LE MESSIE À LA CROISÉE DES CHEMINS - 1

PRÉLIMINAIRES

Je vais tout de suite vous mettre à l'aise, je n'ai pas de date d'arrivée d'un messie à vous annoncer…. Dans ma tradition, il est interdit d'annoncer des dates de venue d'un messie, pour ne pas décevoir le croyant, en cas d'échec. On considère que l'espoir déçu est plus dangereux que l'attente frustrée. Mais pourtant à chaque génération, une date probable a toujours été calculée et il y a toujours eu un messie potentiel.

Mais d'abord, pourquoi un livre sur les messies?

A la demande de quelques amis, dans un cours que je donne, on a travaillé sur l'âme selon la qabalah et on est arrivé à parler de l'âme du messie, sujet fort ardu, que j'ai été amené à analyser. De fil en aiguille, on a élargi le sujet vers les messies selon la qabalah, puis dans le judaïsme, puis dans les trois monothéismes. Puis l'an 2000 était à nos portes… Puis une enquête téléphonique en France a confirmé qu'une partie non négligeable de la population adulte souhaitait en savoir plus que les clichés reçus, soit 7% des interviewés.
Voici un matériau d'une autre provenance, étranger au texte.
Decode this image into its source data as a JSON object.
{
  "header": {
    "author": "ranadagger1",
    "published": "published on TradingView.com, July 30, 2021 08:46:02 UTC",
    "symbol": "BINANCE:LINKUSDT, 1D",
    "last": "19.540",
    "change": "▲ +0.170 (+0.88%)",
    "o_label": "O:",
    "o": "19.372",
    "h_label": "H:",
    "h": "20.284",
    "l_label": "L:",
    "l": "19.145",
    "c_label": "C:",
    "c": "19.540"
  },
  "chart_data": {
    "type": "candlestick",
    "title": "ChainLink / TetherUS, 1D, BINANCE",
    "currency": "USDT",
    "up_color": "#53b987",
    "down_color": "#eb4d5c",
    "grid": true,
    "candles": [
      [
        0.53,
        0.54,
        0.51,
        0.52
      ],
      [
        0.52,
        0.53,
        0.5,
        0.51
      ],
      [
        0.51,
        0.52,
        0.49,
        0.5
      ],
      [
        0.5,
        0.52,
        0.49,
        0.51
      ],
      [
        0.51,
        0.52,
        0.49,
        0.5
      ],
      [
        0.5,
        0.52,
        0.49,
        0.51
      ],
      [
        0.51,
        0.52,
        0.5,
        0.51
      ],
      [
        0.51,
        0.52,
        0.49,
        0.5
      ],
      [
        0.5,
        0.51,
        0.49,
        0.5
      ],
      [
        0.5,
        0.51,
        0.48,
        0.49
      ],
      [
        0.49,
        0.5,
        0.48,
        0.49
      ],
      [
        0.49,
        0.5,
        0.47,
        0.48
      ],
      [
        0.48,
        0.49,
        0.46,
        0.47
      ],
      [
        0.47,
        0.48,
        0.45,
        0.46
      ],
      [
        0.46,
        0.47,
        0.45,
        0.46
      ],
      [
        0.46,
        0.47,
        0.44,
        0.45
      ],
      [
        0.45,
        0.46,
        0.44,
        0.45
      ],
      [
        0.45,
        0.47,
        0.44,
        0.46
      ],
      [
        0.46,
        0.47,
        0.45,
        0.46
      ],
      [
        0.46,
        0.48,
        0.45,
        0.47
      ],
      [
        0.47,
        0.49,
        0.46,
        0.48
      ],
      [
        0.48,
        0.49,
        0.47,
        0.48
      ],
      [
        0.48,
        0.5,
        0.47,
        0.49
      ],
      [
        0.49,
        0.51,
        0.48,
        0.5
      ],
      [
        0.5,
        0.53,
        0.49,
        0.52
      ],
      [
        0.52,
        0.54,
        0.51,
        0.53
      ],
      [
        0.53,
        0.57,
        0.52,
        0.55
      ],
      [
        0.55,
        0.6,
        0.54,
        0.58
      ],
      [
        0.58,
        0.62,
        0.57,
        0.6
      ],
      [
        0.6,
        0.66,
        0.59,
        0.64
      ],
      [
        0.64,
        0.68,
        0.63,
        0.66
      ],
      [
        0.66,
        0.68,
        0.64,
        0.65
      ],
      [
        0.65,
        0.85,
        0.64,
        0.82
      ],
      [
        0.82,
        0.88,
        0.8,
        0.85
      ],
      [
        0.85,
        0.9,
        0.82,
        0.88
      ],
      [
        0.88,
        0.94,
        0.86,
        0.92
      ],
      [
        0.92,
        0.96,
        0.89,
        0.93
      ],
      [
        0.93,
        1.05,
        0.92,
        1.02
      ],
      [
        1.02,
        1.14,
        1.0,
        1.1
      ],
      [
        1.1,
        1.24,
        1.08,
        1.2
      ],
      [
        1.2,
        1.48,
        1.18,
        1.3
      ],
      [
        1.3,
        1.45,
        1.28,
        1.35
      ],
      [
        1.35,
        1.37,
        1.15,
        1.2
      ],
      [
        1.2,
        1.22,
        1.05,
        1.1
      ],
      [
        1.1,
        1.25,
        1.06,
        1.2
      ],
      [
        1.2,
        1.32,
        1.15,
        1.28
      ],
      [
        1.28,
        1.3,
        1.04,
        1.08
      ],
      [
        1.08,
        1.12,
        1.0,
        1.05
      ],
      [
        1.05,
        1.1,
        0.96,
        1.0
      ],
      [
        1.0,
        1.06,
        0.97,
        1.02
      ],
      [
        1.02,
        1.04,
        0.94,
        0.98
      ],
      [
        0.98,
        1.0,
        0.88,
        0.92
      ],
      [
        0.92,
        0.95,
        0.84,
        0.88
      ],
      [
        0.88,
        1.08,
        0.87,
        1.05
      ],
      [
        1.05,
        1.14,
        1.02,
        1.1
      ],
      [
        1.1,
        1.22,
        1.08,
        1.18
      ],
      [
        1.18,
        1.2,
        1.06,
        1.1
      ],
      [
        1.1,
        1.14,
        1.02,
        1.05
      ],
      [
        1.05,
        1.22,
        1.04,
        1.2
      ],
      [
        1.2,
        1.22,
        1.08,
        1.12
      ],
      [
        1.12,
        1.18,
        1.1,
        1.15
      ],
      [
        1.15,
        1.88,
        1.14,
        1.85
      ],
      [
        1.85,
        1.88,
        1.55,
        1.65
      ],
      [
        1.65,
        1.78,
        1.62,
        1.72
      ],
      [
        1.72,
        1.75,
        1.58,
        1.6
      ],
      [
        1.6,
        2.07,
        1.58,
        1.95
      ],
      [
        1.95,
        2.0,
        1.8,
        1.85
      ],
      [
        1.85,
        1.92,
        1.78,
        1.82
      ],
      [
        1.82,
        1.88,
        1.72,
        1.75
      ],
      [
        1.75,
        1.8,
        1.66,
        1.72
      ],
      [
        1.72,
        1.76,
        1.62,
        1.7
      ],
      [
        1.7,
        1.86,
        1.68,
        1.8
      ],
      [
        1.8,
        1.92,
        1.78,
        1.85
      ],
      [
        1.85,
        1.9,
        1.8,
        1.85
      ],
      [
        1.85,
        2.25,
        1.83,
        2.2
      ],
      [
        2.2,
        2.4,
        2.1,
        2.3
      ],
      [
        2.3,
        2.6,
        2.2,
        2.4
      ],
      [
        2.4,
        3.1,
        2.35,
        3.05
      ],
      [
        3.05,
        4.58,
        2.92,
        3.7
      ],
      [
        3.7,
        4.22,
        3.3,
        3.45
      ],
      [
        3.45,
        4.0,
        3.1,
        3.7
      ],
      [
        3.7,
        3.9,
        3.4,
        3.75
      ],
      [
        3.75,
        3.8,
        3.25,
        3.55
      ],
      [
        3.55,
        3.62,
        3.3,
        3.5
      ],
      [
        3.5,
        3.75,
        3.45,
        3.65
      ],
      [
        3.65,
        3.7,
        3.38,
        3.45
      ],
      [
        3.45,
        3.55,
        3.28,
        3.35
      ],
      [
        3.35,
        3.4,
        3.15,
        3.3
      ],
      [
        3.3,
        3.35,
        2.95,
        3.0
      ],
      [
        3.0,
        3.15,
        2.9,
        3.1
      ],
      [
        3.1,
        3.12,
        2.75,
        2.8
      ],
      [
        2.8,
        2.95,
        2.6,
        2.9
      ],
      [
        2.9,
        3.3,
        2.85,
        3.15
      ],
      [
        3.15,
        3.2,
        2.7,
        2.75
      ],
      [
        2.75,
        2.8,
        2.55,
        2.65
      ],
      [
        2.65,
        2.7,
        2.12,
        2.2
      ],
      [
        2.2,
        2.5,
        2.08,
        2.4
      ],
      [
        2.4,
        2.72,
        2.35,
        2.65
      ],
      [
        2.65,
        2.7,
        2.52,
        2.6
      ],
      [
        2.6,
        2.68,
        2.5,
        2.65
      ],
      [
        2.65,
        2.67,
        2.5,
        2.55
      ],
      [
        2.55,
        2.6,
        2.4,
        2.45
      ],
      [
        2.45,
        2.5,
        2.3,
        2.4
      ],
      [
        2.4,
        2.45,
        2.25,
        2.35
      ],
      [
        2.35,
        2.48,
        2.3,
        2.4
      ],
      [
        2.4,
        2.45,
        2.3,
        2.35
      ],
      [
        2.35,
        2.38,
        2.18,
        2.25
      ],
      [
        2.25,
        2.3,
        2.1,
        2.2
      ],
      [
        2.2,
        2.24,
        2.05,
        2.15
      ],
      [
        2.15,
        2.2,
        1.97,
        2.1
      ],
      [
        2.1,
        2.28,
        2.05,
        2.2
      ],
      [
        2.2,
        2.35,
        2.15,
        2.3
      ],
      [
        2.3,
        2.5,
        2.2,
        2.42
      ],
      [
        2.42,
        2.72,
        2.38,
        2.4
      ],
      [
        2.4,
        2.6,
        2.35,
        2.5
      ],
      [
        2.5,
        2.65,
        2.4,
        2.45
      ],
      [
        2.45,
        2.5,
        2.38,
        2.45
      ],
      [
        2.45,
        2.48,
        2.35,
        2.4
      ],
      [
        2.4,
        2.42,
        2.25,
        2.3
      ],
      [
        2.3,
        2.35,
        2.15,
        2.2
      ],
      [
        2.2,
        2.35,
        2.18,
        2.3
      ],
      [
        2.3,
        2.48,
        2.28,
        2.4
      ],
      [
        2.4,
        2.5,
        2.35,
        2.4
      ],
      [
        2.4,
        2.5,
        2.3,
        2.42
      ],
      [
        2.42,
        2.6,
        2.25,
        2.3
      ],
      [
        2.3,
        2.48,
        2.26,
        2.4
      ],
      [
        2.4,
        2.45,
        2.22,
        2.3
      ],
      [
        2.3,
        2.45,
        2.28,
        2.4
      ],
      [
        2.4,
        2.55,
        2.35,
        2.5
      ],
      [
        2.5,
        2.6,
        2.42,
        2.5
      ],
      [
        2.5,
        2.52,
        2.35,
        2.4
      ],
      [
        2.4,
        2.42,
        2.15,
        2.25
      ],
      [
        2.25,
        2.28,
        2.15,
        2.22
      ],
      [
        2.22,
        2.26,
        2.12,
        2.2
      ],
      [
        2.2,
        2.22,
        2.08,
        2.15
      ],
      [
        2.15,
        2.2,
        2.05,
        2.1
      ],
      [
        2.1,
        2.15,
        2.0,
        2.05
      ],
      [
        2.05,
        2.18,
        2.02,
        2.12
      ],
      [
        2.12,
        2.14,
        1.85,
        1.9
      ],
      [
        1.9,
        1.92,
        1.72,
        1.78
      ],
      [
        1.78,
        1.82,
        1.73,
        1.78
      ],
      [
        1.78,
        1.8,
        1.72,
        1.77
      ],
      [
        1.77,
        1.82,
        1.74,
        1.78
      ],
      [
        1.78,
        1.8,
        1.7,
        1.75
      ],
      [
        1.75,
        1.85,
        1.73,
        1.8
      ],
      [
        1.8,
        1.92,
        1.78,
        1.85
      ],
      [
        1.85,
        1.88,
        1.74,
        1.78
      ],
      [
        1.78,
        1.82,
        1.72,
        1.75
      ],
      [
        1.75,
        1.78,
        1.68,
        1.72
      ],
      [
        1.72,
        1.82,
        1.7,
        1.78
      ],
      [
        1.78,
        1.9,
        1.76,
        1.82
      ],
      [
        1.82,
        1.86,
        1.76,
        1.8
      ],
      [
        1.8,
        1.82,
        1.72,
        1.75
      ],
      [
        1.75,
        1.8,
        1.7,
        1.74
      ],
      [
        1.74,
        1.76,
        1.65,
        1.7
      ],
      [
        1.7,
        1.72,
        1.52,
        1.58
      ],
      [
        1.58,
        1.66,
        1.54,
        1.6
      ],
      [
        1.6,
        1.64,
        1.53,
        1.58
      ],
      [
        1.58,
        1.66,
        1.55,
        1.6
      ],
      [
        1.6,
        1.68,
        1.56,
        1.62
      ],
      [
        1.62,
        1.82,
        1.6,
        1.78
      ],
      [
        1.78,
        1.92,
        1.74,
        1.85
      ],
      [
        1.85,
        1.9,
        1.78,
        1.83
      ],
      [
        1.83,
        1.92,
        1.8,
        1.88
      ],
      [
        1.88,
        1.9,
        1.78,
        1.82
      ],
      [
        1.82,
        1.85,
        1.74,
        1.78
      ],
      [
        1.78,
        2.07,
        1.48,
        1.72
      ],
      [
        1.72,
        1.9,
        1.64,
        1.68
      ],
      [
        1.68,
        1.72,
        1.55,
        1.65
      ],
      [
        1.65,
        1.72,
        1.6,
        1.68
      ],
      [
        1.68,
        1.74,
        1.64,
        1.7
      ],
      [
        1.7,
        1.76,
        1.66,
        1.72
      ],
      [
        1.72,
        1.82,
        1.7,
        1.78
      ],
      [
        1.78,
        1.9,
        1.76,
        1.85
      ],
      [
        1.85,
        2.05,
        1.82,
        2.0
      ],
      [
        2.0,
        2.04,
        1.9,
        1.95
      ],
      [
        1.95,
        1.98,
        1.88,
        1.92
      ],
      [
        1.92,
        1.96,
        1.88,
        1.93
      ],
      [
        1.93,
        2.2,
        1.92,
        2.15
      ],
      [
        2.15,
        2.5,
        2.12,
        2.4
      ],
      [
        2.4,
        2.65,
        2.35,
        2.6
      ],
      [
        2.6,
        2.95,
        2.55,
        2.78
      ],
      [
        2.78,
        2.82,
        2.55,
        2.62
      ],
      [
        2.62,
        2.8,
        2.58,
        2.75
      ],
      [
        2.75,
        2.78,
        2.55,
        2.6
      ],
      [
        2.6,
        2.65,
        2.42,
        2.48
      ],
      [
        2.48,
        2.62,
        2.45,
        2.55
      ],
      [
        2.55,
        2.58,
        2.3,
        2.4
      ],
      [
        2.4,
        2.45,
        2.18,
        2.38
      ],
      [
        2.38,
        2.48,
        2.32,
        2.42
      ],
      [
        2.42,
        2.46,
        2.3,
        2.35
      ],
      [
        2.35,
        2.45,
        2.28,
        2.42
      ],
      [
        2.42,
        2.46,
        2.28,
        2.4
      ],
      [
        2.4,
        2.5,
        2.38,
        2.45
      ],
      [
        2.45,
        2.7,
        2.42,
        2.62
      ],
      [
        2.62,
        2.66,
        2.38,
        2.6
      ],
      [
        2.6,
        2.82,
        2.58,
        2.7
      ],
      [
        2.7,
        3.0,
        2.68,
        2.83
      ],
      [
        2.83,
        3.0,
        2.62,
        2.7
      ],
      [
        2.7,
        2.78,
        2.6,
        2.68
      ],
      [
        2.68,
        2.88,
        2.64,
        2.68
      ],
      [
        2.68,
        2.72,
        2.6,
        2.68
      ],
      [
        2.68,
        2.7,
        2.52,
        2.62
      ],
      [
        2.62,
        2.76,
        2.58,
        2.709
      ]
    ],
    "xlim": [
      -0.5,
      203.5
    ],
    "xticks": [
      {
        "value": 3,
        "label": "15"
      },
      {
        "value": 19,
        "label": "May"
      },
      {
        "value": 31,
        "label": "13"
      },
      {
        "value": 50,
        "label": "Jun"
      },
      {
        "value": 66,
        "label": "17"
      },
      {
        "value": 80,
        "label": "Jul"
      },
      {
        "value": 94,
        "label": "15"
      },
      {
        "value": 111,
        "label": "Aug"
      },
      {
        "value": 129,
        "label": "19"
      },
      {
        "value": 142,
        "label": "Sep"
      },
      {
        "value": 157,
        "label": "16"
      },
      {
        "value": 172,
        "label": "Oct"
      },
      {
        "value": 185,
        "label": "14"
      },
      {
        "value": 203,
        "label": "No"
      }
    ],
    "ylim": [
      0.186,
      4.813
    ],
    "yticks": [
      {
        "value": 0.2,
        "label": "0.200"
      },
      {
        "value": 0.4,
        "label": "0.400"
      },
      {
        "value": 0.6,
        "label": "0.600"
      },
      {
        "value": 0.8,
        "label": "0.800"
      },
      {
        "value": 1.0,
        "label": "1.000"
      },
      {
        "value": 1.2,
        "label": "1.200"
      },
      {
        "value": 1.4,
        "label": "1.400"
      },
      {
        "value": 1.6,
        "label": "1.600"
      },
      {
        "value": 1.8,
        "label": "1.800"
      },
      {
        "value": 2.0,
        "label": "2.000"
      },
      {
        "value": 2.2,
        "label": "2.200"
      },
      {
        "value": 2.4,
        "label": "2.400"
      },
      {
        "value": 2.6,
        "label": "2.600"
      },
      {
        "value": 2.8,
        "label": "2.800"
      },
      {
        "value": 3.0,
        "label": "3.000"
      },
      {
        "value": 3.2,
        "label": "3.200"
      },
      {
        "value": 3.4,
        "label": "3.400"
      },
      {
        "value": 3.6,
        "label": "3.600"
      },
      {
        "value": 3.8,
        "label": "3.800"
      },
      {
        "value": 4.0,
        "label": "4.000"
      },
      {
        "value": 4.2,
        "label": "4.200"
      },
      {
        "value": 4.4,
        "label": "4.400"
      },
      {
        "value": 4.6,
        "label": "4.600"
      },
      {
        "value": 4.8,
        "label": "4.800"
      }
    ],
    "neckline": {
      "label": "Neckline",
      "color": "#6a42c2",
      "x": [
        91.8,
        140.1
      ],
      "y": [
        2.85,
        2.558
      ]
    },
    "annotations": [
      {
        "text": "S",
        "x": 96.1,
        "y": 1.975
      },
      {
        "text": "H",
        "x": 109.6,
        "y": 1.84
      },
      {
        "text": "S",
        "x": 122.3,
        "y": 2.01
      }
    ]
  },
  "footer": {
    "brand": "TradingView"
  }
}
Quelles ont été les dernières manifestations messianiques?

Dans le judaïsme, seuls les mouvements h'assidiques, en pleine expansion, continuent à engendrer encore des prétentions ou des annonces messianiques. Ainsi le mouvement Loubavitch H'abad a connu un grand développement depuis la mort du Rav Ménahem Shneerson en 1994, et ceci malgré les divisions internes qui ont secoué le mouvement. On compte aujourd'hui plus de 150 000 fidèles dans le monde et 250 000 sympathisants. Les spécialistes appréhendent un contrecoup tardif du traumatisme provoqué par la mort du Rabbi, considéré comme le Messie. En effet, aucun Tsadiq ou Juste n'émergeant pour le remplacer, une partie des fidèles continue à le vénérer comme Messie et parle de son "retour", conception messianique très éloignée du judaïsme! En effet selon la tradition juive, tout prétendant messianique qui disparaît avant la Rédemption du monde ne peut être considéré comme le Messie issu de David. Il est probable que les dirigeants de H'abad n'arrivent pas à contenir toutes leurs troupes. Ils sont mis devant l'alternative de taire leurs dissensions et de choisir un successeur au rabbi ou de laisser filer une situation. Des fidèles ont déjà remplacé le "Allo!" du téléphone par "Yéh'i" ou "il vivra", précisant que le rabbi n'était qu'occulté. Certains vont même plus loin en affirmant qu'il est devenu Dieu! Vous voyez jusqu'où peut aller le sacrilège pour des esprits faibles ou mal préparés. Aux dernières nouvelles, sauf pour cette minorité obstinée, la notion de messie issu du mouvement H'abad est en mise en sourdine et le slogan "mashyah' ba" a pratiquement disparu.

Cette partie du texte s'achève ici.